Selain itu, beberapa budaya turunan masyarakat Thailand juga turut mewarnai buku dengan ketebalan 200 halaman ini. Alih-alih mendalami kisah cinta oleh dua tokoh utamanya, pembaca juga seolah diajak berpetualang menyusuri seluk beluk kota Bangkok, yang tentunya sangat membuatku jatuh cinta. Seperti misal festival Songkran yang menjadi daya tarik tersendiri untuk novel ini. Cara penulis mendeskripsikan dan melibatkan tokoh-tokohnya dalam acara tahunan tersebut mampu menyalurkan euphoria yang ada di dalam buku dengan otak pembaca. This is the one part that I love. Dengan dimasukkannya unsur budaya dan destinasi-destinasi menarik di Bangkok tersebut, secara tidak langsung juga membuat novel ini memiliki sisi informatif tersendiri. Tapi sebenarnya, saat mengetahui buku ini mengangkat latar Bangkok, aku sempat berekspektasi bahwa akan ada sedikit bagian ceritanya yang menyinggung tentang sekelompok masyarakat di Thailand Selatan yang menggunakan bahasa Melayu sebagai bahasa komunikasi utama mereka. Selama ini aku sangat penasaran sekali dengan kehidupan mereka. Namun sayangnya hal tersebut tidak aku temukan di sini. Tidak masalah sih, karena buku ini tidak sepenuhnya eksplor Thailand, melainkan fokus di Bangkok. Dan ini pun sebenarnya hanya masalah selera. So far, aku cukup puas dengan eksplor settingnya.

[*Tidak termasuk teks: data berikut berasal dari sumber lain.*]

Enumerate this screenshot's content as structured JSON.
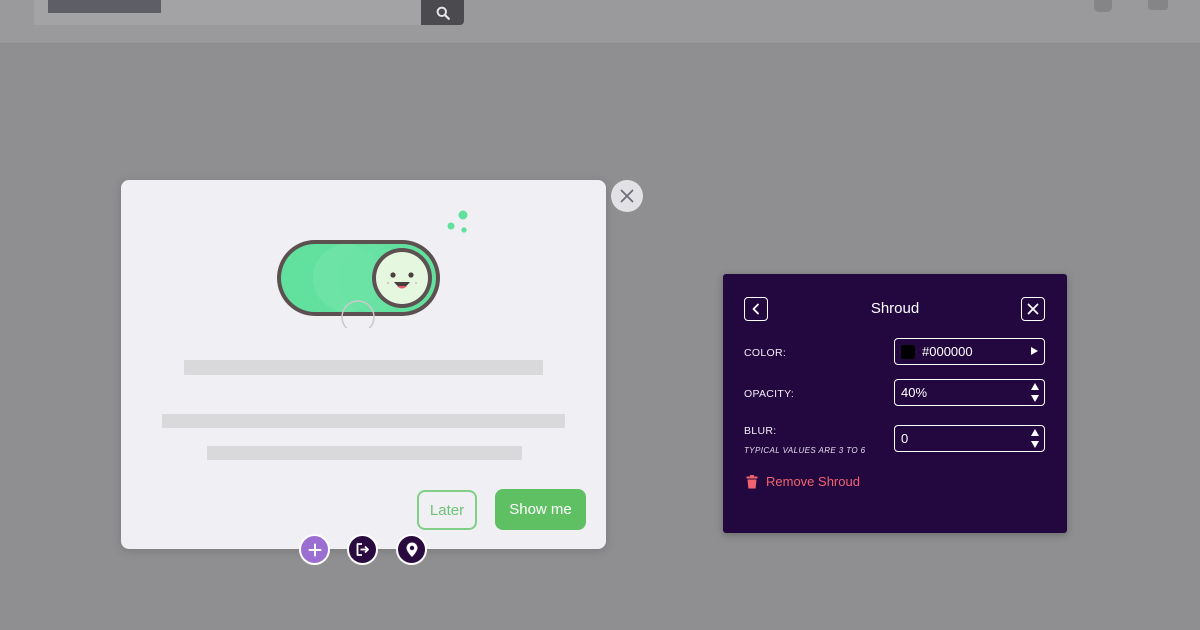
{
  "modal": {
    "later_label": "Later",
    "show_label": "Show me"
  },
  "panel": {
    "title": "Shroud",
    "color_label": "COLOR:",
    "color_value": "#000000",
    "opacity_label": "OPACITY:",
    "opacity_value": "40%",
    "blur_label": "BLUR:",
    "blur_hint": "TYPICAL VALUES ARE 3 TO 6",
    "blur_value": "0",
    "remove_label": "Remove Shroud"
  },
  "icons": {
    "search": "search-icon",
    "close": "close-icon",
    "back": "chevron-left-icon",
    "add": "plus-icon",
    "exit": "exit-icon",
    "pin": "location-pin-icon",
    "trash": "trash-icon"
  },
  "colors": {
    "panel_bg": "#230840",
    "primary_green": "#5fbf63",
    "remove_red": "#f0636e",
    "fab_purple": "#9b6fd1",
    "fab_dark": "#2a0b3f"
  }
}
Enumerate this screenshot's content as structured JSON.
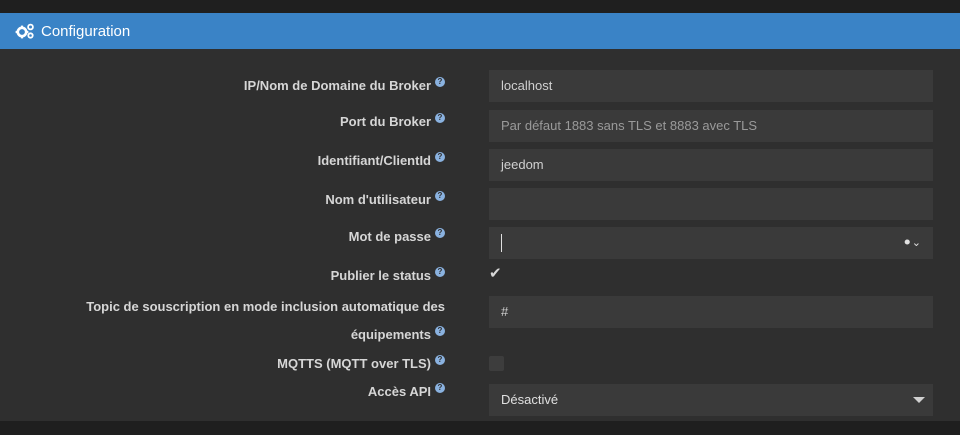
{
  "panel": {
    "title": "Configuration",
    "icon": "gears-icon"
  },
  "fields": {
    "broker_host": {
      "label": "IP/Nom de Domaine du Broker",
      "value": "localhost"
    },
    "broker_port": {
      "label": "Port du Broker",
      "placeholder": "Par défaut 1883 sans TLS et 8883 avec TLS"
    },
    "client_id": {
      "label": "Identifiant/ClientId",
      "value": "jeedom"
    },
    "username": {
      "label": "Nom d'utilisateur",
      "value": ""
    },
    "password": {
      "label": "Mot de passe",
      "value": ""
    },
    "publish_status": {
      "label": "Publier le status",
      "checked": true
    },
    "subscription_topic": {
      "label": "Topic de souscription en mode inclusion automatique des équipements",
      "value": "#"
    },
    "mqtts": {
      "label": "MQTTS (MQTT over TLS)",
      "checked": false
    },
    "api_access": {
      "label": "Accès API",
      "value": "Désactivé"
    }
  },
  "help_glyph": "?",
  "colors": {
    "accent": "#3a83c6",
    "panel_bg": "#2f2f2f",
    "input_bg": "#3a3a3a",
    "help": "#8ab2e0"
  }
}
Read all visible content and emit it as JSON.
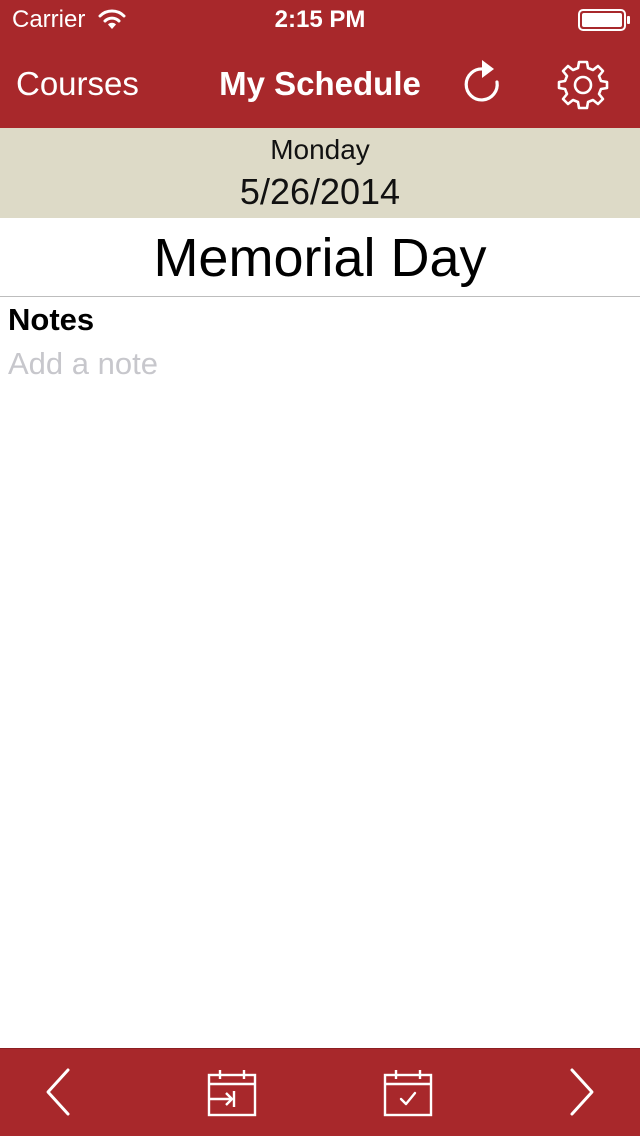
{
  "status_bar": {
    "carrier": "Carrier",
    "time": "2:15 PM",
    "wifi_icon": "wifi-icon",
    "battery_icon": "battery-icon"
  },
  "nav_bar": {
    "left_button_label": "Courses",
    "title": "My Schedule",
    "refresh_icon": "refresh-icon",
    "settings_icon": "gear-icon"
  },
  "date_header": {
    "day": "Monday",
    "date": "5/26/2014"
  },
  "event": {
    "title": "Memorial Day"
  },
  "notes": {
    "label": "Notes",
    "value": "",
    "placeholder": "Add a note"
  },
  "toolbar": {
    "prev_icon": "chevron-left-icon",
    "jump_icon": "calendar-jump-icon",
    "today_icon": "calendar-check-icon",
    "next_icon": "chevron-right-icon"
  },
  "colors": {
    "brand_red": "#a8282b",
    "date_header_bg": "#dddac7",
    "placeholder_gray": "#c7c7cc"
  }
}
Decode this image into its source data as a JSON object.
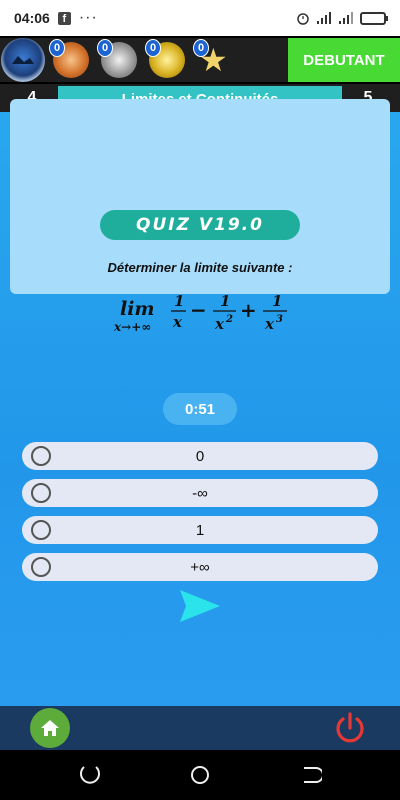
{
  "status_bar": {
    "time": "04:06",
    "facebook_icon": "facebook-notification-icon",
    "more_icon": "three-dots-icon",
    "dots": "···"
  },
  "header": {
    "medals": [
      {
        "type": "bronze",
        "count": "0"
      },
      {
        "type": "silver",
        "count": "0"
      },
      {
        "type": "gold",
        "count": "0"
      },
      {
        "type": "star",
        "count": "0"
      }
    ],
    "level_label": "DEBUTANT",
    "level_color": "#49d935"
  },
  "chapter": {
    "left_number": "4",
    "title": "Limites et Continuités",
    "right_number": "5",
    "title_color": "#33c3c5"
  },
  "quiz": {
    "badge": "QUIZ V19.0",
    "question": "Déterminer la limite suivante :",
    "formula": {
      "lim": "lim",
      "subscript": "x→+∞",
      "num1": "1",
      "den1": "x",
      "op1": "−",
      "num2": "1",
      "den2": "x",
      "exp2": "2",
      "op2": "+",
      "num3": "1",
      "den3": "x",
      "exp3": "3"
    },
    "timer": "0:51",
    "options": [
      "0",
      "-∞",
      "1",
      "+∞"
    ]
  },
  "bottom_bar": {
    "home_icon": "home-icon",
    "power_icon": "power-icon",
    "home_color": "#5cab3b",
    "power_color": "#e53935"
  },
  "nav_bar": {
    "back_icon": "back-icon",
    "home_icon": "circle-home-icon",
    "recent_icon": "recent-apps-icon"
  }
}
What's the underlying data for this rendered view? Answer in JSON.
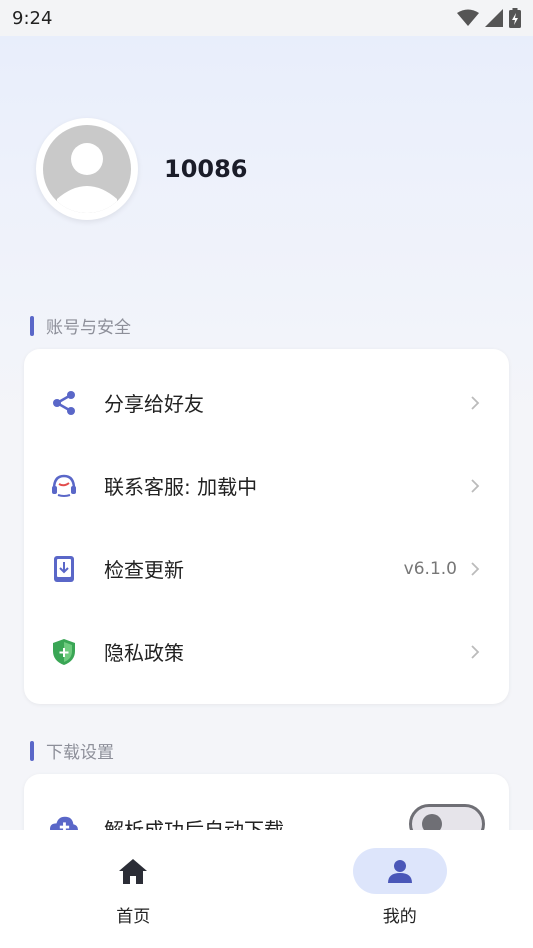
{
  "status_bar": {
    "time": "9:24"
  },
  "profile": {
    "username": "10086"
  },
  "sections": [
    {
      "title": "账号与安全",
      "items": [
        {
          "label": "分享给好友",
          "value": "",
          "icon": "share-icon"
        },
        {
          "label": "联系客服: 加载中",
          "value": "",
          "icon": "customer-service-icon"
        },
        {
          "label": "检查更新",
          "value": "v6.1.0",
          "icon": "update-icon"
        },
        {
          "label": "隐私政策",
          "value": "",
          "icon": "shield-icon"
        }
      ]
    },
    {
      "title": "下载设置",
      "items": [
        {
          "label": "解析成功后自动下载",
          "toggle": false,
          "icon": "download-icon"
        }
      ]
    }
  ],
  "nav": [
    {
      "label": "首页",
      "icon": "home-icon",
      "active": false
    },
    {
      "label": "我的",
      "icon": "person-icon",
      "active": true
    }
  ],
  "colors": {
    "accent": "#5a67c8",
    "shield_green": "#3aa655"
  }
}
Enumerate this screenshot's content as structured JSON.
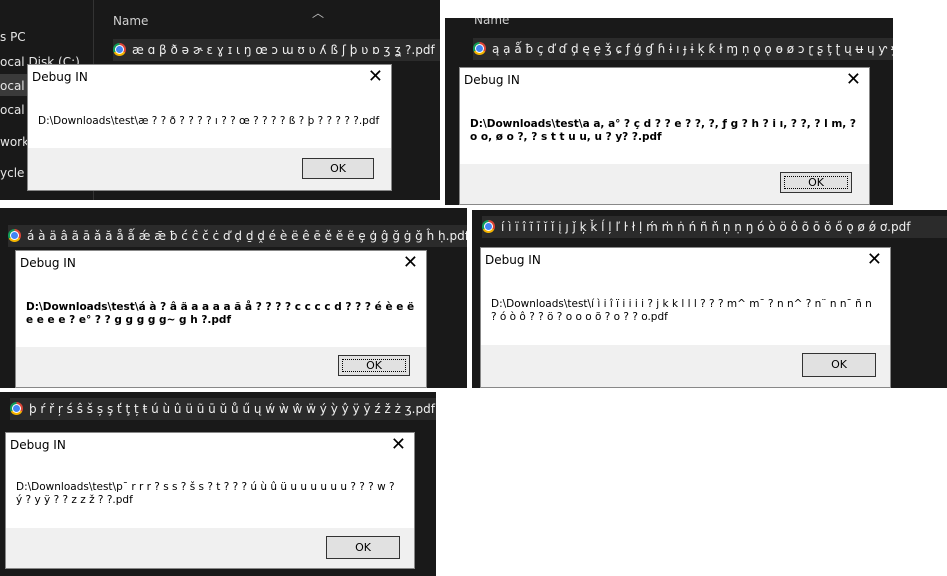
{
  "panels": [
    {
      "id": "p1",
      "header_name": "Name",
      "nav_items": [
        "s PC",
        "ocal Disk (C:)",
        "ocal D",
        "ocal D",
        "work",
        "ycle b"
      ],
      "file_name": "æ ɑ β ð ə ɚ ɛ ɣ ɪ ɩ ŋ œ ɔ ɯ ʊ ʋ ʎ ß ʃ þ ʋ ɒ ʒ ʓ ?.pdf",
      "dialog": {
        "title": "Debug IN",
        "message": "D:\\Downloads\\test\\æ ? ? ð ? ? ? ? ı ? ? œ ? ? ? ? ß ? þ ? ? ? ? ?.pdf",
        "ok_label": "OK"
      }
    },
    {
      "id": "p2",
      "header_name": "Name",
      "file_name": "ą ạ ǻ ƀ ç ď ɗ ḑ ę ȩ ǯ ɕ ƒ ģ ɠ ɦ ɨ ı ɟ ɨ ķ ƙ ł ɱ ņ ǫ ǫ ɵ ø ɔ ɽ ʂ ţ ʈ ų ʉ ɥ ƴ ɏ.pdf",
      "dialog": {
        "title": "Debug IN",
        "message": "D:\\Downloads\\test\\a a, a° ? ç d ? ? e ? ?, ?, ƒ g ? h ? i ı, ? ?, ? l m, ? o o, ø o ?, ? s t t u u, u ? y? ?.pdf",
        "ok_label": "OK"
      }
    },
    {
      "id": "p3",
      "header_name": "Name",
      "file_name": "á à ä â ã ā ǎ ă å ǻ ǽ ǣ ƀ ć ĉ č ċ ď ḍ ḏ ḓ é è ë ê ē ě ĕ ẽ ȩ ģ ĝ ğ ġ ǧ ĥ ḥ.pdf",
      "dialog": {
        "title": "Debug IN",
        "message": "D:\\Downloads\\test\\á à ? â ä a a a a ã å ? ? ? ? c c c c d ? ? ? é è e ë e e e e ? e° ? ? g g g g g~ g h ?.pdf",
        "ok_label": "OK"
      }
    },
    {
      "id": "p4",
      "file_name": "í ì ï î ĩ ī ĭ ǐ į ȷ ǰ ķ ǩ ĺ ļ ľ ŀ ł ḷ ḿ ṁ ṅ ń ñ ň ņ ṇ ŋ ó ò ö ô õ ō ŏ ő ǫ ø ǿ ơ.pdf",
      "dialog": {
        "title": "Debug IN",
        "message": "D:\\Downloads\\test\\í ì i î ï i i i i ? j k k l l l ? ? ? m^ m¯ ? n n^ ? n¨ n n¯ ñ n ? ó ò ô ? ? ö ? o o o õ ? o ? ? o.pdf",
        "ok_label": "OK"
      }
    },
    {
      "id": "p5",
      "file_name": "þ ŕ ř ŗ ś ŝ š ș ş ť ţ ț ŧ ú ù û ü ũ ū ŭ ů ű ų ẃ ẁ ŵ ẅ ý ỳ ŷ ÿ ȳ ź ž ż ʒ.pdf",
      "dialog": {
        "title": "Debug IN",
        "message": "D:\\Downloads\\test\\p¯ r r r ? s s ? š s ? t ? ? ? ú ù û ü u u u u u u ? ? ? w ? ý ? y ÿ ? ? z z ž ? ?.pdf",
        "ok_label": "OK"
      }
    }
  ]
}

Penokohannya sangat nyata dan hidup sekali, setidaknya di pikiranku. Aku seolah bisa mengenal karakter dan pribadi Ajeng secara luar dalam. Wataknya yang ‘nakal’ dan ala-ala wanita metropolitan, membuat tokoh ini tidak bisa begitu saja dilupakan. Pun dengan monolog yang kerap beradu di pikirannya, membuatku tertawa dan kadang pengin nyubit di waktu yang bersamaan, hahaha. Penggunaan PoV 1 sebagai Ajeng pun menurutku adalah langkah tepat. Kita akan mengikuti arus jalan ceritanya berdasarkan sudut pandang Ajeng yang benar-benar asyik. Hal ini karena juga tak lepas dari pengaruh perwatakan Ajeng yang memang tidak biasa tadi. Jika untuk Yazan, tokoh satu ini digambarkan memiliki sifat yang baik hati, lemah lembut, tegas, dan rajin beribadah. Hal tersebut sangat berbanding terbalik apabila kita sandingkan dengan Ajeng. So, komunikasi yang terjalin antar mereka pun awalnya memang rada kaku, tapi juga bikin gemas. Dan cara penulis meleburkan suasana antar keduanya sangat aku suka. Mengikis secara perlahan sikap keras Ajeng menjadi kian luluh dan relate dengan keberadaan Yazan.

Kemudian, tidak hanya memasukkan konflik seputar kisah cinta, namun juga keluarga. Kisah masa lalu Ajeng dan keluarganya memberikan nuansa drama yang cukup terasa di novel ini. Sejenak, membuat kita berpikir bahwa menghormati keberadaan orang tua adalah hal yang utama. Pun dengan Earth, lelaki bertampang mesum ini berhasil menambah keseruan konflik cerita di Love in City Of Angels. Lebih serunya lagi, ketika Kak Irene memasukkan satu twist yang cukup mengejutkan di ending terkait Earth. Sangat surprise sekali, karena memang di awal-awal tidak ada sedikit pun kode yang mengarah ke twist tersebut, dan penulis berhasil menyembunyikannya secara baik. Sama saat seperti dulu membaca Complicated Thing Called Love. Namun bedanya, di novel ini plot twist-nya lebih nendang sih, hehehe.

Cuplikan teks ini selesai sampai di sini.